1. A relação entre o Estado e as religiões, histórica, jurídica e culturalmente, é um dos mais importantes temas estruturais do Estado. A interpretação da Carta Magna brasileira, que, mantendo a nossa tradição republicana de ampla liberdade religiosa, consagrou a inviolabilidade de crença e cultos religiosos, deve ser realizada em sua dupla acepção: (a) proteger o indivíduo e as diversas confissões religiosas de quaisquer intervenções ou mandamentos estatais; (b) assegurar a laicidade do Estado, prevendo total liberdade de atuação estatal em relação aos dogmas e princípios religiosos.
2. A interdependência e complementariedade das noções de Estado Laico e Liberdade de Crença e de Culto são premissas básicas para a interpretação do ensino religioso de matrícula facultativa previsto na Constituição Federal, pois a matéria alcança a própria liberdade de expressão de pensamento sob a luz da tolerância e diversidade de opiniões.
3. A liberdade de expressão constitui um dos fundamentos essenciais de uma sociedade democrática e compreende não somente as informações consideradas como inofensivas, indiferentes ou favoráveis, mas também as que possam causar transtornos, resistência, inquietar pessoas, pois a Democracia somente existe baseada na consagração do pluralismo de ideias e pensamentos políticos, filosóficos, religiosos e da tolerância de opiniões e do espírito aberto ao diálogo.
4. A singularidade da previsão constitucional de ensino religioso, de matrícula facultativa, observado o binômio Laicidade do Estado (CF, art. 19, I)/Consagração da Liberdade religiosa (CF, art. 5º, VI), implica regulamentação integral do cumprimento do preceito constitucional previsto no artigo 210, §1º, autorizando à rede pública o oferecimento, em igualdade de condições (CF, art. 5º, caput), de ensino confessional das diversas crenças.
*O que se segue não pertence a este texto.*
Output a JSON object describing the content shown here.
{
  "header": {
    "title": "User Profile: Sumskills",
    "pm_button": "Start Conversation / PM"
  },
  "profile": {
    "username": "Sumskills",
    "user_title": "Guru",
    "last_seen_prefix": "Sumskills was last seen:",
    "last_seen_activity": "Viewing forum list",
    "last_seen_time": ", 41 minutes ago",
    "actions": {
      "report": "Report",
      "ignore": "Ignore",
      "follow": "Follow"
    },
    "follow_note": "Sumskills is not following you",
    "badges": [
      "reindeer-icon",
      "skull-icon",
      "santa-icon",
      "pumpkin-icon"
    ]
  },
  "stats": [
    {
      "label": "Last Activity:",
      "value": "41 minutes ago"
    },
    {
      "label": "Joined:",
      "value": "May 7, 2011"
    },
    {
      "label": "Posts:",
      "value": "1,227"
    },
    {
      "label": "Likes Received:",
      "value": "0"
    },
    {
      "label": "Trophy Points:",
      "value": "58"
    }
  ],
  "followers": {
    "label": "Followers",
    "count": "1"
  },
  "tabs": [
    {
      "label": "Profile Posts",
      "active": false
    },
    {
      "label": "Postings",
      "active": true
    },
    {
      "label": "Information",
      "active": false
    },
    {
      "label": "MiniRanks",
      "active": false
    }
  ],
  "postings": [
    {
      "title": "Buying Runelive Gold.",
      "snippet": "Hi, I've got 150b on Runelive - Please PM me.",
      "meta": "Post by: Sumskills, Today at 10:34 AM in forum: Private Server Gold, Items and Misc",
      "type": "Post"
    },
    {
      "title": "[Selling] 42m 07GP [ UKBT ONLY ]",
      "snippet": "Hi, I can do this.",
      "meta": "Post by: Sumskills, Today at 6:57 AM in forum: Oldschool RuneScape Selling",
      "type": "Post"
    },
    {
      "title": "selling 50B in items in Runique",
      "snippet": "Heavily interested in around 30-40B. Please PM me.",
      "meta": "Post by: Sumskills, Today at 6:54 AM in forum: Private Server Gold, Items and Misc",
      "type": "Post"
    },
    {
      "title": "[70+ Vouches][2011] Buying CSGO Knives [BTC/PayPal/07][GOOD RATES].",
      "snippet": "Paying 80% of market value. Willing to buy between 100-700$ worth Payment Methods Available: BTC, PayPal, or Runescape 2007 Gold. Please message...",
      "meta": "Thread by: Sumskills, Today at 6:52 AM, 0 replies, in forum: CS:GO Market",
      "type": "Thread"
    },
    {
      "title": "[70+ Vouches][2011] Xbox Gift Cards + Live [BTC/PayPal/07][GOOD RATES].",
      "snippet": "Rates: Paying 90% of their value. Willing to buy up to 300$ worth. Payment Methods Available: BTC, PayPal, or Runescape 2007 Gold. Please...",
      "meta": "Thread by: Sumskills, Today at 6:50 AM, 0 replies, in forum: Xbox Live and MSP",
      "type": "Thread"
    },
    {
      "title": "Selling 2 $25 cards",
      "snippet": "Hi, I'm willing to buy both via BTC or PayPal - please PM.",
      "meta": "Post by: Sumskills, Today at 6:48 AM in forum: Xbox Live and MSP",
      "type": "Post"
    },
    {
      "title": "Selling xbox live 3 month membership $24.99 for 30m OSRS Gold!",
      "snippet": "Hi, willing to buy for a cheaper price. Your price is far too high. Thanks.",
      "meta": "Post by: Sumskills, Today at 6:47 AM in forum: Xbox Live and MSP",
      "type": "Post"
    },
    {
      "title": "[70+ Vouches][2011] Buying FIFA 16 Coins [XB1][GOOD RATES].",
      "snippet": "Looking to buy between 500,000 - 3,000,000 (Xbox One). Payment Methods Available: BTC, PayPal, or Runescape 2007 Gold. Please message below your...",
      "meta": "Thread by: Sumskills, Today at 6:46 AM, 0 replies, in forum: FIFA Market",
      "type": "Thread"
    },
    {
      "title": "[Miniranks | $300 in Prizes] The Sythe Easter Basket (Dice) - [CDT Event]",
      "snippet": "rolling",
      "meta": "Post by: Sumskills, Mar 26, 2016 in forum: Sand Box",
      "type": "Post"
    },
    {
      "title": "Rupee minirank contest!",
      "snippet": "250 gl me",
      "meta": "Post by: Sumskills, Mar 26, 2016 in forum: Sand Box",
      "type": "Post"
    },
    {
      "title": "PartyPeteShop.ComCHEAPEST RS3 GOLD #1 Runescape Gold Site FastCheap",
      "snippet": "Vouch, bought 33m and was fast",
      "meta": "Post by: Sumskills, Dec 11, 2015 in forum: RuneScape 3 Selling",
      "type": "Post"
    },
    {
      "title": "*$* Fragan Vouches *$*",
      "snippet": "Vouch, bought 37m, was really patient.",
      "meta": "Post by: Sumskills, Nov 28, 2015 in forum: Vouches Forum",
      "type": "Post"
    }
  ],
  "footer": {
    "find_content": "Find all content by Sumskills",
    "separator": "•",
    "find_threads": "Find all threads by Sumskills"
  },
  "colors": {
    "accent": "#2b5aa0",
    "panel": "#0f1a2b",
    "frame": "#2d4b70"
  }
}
5. A Constituição Federal garante aos alunos, que expressa e voluntariamente se matriculem, o pleno exercício de seu direito subjetivo ao ensino religioso como disciplina dos horários normais das escolas públicas de ensino fundamental, ministrada de acordo com os princípios de sua confissão religiosa e baseada nos dogmas da fé, inconfundível com outros ramos do conhecimento científico, como história, filosofia ou ciência das religiões.
6. O binômio Laicidade do Estado/Consagração da Liberdade religiosa está presente na medida em que o texto constitucional (a) expressamente garante a voluntariedade da matrícula para o ensino religioso, consagrando, inclusive o dever do Estado de absoluto respeito aos agnósticos e ateus; (b) implicitamente impede que o Poder Público crie de modo artificial seu próprio ensino religioso, com um determinado conteúdo estatal para a disciplina; bem como proíbe o favorecimento ou hierarquização de interpretações bíblicas e religiosas de um ou mais grupos em detrimento dos demais.
7. Ação direta julgada improcedente, declarando-se a constitucionalidade dos artigos 33, caput e §§ 1º e 2º, da Lei 9.394/1996, e do art. 11, § 1º, do Acordo entre o Governo da República Federativa do Brasil e a Santa Sé, relativo ao Estatuto Jurídico da Igreja Católica no Brasil, e afirmando-se a constitucionalidade do ensino religioso confessional como disciplina facultativa dos horários normais das escolas públicas de ensino fundamental.